A hand grabs my neck, pulling me away from my siblings—away from the warmth and safety at my mother’s belly. I want to keep drinking and I latch onto a nipple but the hand is too strong.
It belongs to a man who smells of smoke and sweat and something else. Something bad. He picks me up and looks me over and I squirm to get away. His grip on my neck pinches me and I don’t like it.
He puts me on a table. “Darlene, grab this one by the head and hold it down.”
“What you gonna do, Ray?” A woman stands over me and holds me down.
The man’s hands move to my tail and wrap something around it. It’s tight and I don’t like it, but it doesn’t really hurt. “Cut off the blood flow and it’ fall right off. Don’t hurt ’em none. Works real good too.”

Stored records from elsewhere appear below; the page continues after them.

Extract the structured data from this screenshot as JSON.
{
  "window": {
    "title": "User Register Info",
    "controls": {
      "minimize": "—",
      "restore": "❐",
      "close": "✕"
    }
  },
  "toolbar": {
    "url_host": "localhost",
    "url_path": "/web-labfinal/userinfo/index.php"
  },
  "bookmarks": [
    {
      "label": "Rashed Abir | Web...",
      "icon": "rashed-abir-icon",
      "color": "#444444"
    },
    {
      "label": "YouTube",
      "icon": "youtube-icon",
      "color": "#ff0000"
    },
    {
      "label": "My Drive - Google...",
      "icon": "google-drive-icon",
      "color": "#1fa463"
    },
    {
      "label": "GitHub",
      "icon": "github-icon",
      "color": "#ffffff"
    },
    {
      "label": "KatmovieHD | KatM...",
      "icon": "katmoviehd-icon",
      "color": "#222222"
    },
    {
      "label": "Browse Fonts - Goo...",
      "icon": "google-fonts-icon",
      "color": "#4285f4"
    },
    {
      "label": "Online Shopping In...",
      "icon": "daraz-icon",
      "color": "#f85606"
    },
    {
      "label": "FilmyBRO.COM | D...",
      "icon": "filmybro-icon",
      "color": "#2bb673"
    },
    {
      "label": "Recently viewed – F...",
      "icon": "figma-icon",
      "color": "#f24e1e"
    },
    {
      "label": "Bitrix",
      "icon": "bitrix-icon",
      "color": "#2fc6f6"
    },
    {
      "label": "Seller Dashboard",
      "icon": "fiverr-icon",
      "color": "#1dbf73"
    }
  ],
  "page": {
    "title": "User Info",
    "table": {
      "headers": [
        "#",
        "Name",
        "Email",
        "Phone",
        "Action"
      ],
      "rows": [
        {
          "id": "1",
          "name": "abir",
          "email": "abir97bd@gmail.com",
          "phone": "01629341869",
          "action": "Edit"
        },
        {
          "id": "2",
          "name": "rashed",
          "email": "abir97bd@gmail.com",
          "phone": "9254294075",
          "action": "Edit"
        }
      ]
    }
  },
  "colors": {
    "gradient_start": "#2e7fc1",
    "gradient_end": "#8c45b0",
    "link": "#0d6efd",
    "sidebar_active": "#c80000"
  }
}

He picks me up by the neck again and he puts me back with my mother and siblings. The ground smells like pee but at least it’s warm here. My mother pushes me over to wash me and she smells the thing that squeezes my tail. She licks it for me but it doesn’t feel better. It doesn’t go away.
I wake up in the cold air. The others have left our sleeping spot to go and nurse but I’m not hungry. The thing is still on my tail and it’s pinching me harder and harder. I can’t feel the tip anymore but it hurts where the thing is.
I feel warm and cold at the same time and I’m so tired. I crawl closer to my mother’s belly but the scent of milk is meaningless. I don’t feel like nursing. I just want her warmth.
So tired, I think I’ll go back to sleep here, where it’s safe.
A wet nose nudges me awake. The scents of my mother surround me. Milk, comfort, dirt and pee. There is another scent. A bad one, coming from my tail. It hurts and throbs and I can’t ignore it anymore.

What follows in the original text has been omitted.